Mossé’s work has shifted over time from figurative to abstract as he explored questions about the nature of painting and the freeness of line, form, and color. Born in Casablanca, Gerard Mossé spent his childhood in Morocco and Marseilles before moving to Los Angeles at 16. He began his artistic career as a painter, but soon began working in other media as well. He apprenticed with the well known ceramicist Michael Frimkess before studying sculpture, painting, and drawing at the Otis Art Institute in Los Angeles. Mossé earned an MFA in painting at the Claremont Graduate School of Art in California, where he taught classes on contemporary art. In the 1990s, he also lectured at Hampshire College in Amherst on the relationship between art and philosophy. Mossé moved to New York in 1987, where he currently lives and works. He had his first solo exhibition in New York in 1991, and has been showing regularly since then in both solo shows and group exhibitions, from New York to Tokyo.

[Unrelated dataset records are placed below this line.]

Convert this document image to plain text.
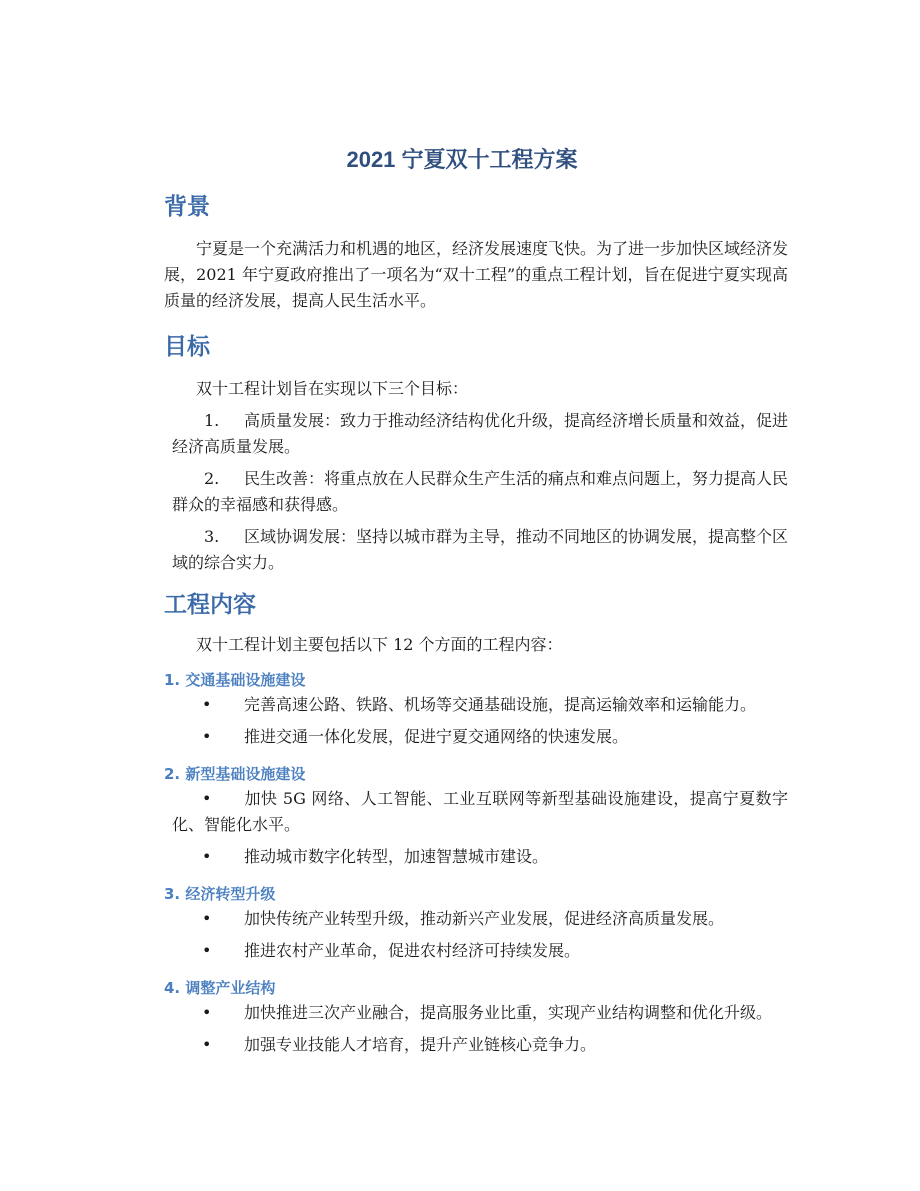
2021 宁夏双十工程方案
背景

宁夏是一个充满活力和机遇的地区，经济发展速度飞快。为了进一步加快区域经济发展，2021 年宁夏政府推出了一项名为“双十工程”的重点工程计划，旨在促进宁夏实现高质量的经济发展，提高人民生活水平。

目标

双十工程计划旨在实现以下三个目标：

1. 高质量发展：致力于推动经济结构优化升级，提高经济增长质量和效益，促进经济高质量发展。
2. 民生改善：将重点放在人民群众生产生活的痛点和难点问题上，努力提高人民群众的幸福感和获得感。
3. 区域协调发展：坚持以城市群为主导，推动不同地区的协调发展，提高整个区域的综合实力。
工程内容

双十工程计划主要包括以下 12 个方面的工程内容：

1. 交通基础设施建设
• 完善高速公路、铁路、机场等交通基础设施，提高运输效率和运输能力。
• 推进交通一体化发展，促进宁夏交通网络的快速发展。
2. 新型基础设施建设
• 加快 5G 网络、人工智能、工业互联网等新型基础设施建设，提高宁夏数字化、智能化水平。
• 推动城市数字化转型，加速智慧城市建设。
3. 经济转型升级
• 加快传统产业转型升级，推动新兴产业发展，促进经济高质量发展。
• 推进农村产业革命，促进农村经济可持续发展。
4. 调整产业结构
• 加快推进三次产业融合，提高服务业比重，实现产业结构调整和优化升级。
• 加强专业技能人才培育，提升产业链核心竞争力。
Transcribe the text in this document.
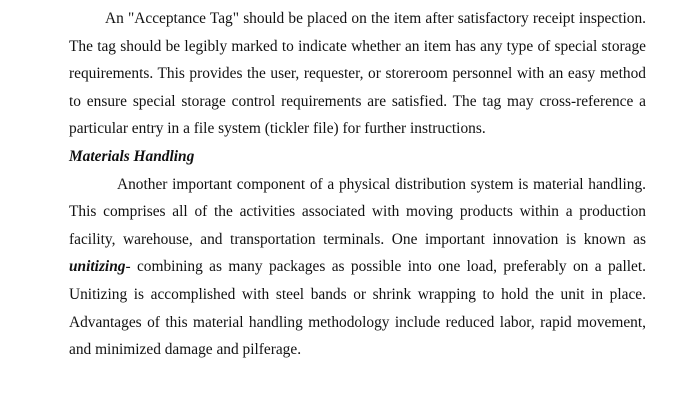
An "Acceptance Tag" should be placed on the item after satisfactory receipt inspection. The tag should be legibly marked to indicate whether an item has any type of special storage requirements. This provides the user, requester, or storeroom personnel with an easy method to ensure special storage control requirements are satisfied. The tag may cross-reference a particular entry in a file system (tickler file) for further instructions.

Materials Handling

Another important component of a physical distribution system is material handling. This comprises all of the activities associated with moving products within a production facility, warehouse, and transportation terminals. One important innovation is known as unitizing- combining as many packages as possible into one load, preferably on a pallet. Unitizing is accomplished with steel bands or shrink wrapping to hold the unit in place. Advantages of this material handling methodology include reduced labor, rapid movement, and minimized damage and pilferage.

ABSTRACTION BASED IN ART HISTORY
As pointed out by David Ebony, Gerard Mossé’s art rests on art-historical foundations. The glowing candles in the work of de la Tour and Richter immediately come to mind, as do the cosmic light sources in Baroque painting, such as Apollo’s radiant halo in the Velázquez’s 1630 masterpiece, Apollo in the Forge of Vulcan, in the Prado. French Impressionism and Post-Impressionism, especially works by Seurat, were among Mossé’s earliest passions, though his working method is more akin to Picasso's in the approach to art-making as an insular activity and a ritual process.
Mosse’s paintings depict forms which cry out for description. Totem-like, sometimes anthropomorphic, but certainly architectonic, these images suggest the monoliths of Stonehenge burning with ethereal light. In the most recent works, such as Paper Painting E7 and Paper Painting F17, the brooding rectangular forms are tinged with color, and backlit, giving off a prismatic glow. The images-though unearthly-remain tethered to reality and to nature. Mosse’s art exists in a singular realm, somewhere between the empirical and the mythological. Rather than a depiction of reflected light, Mossé’s spellbinding paintings do, indeed, appear to project light. They illuminate their surroundings, and bathe the viewer in a warm, sensuous radiance. The imagery is emphatic and the aftereffect never ends.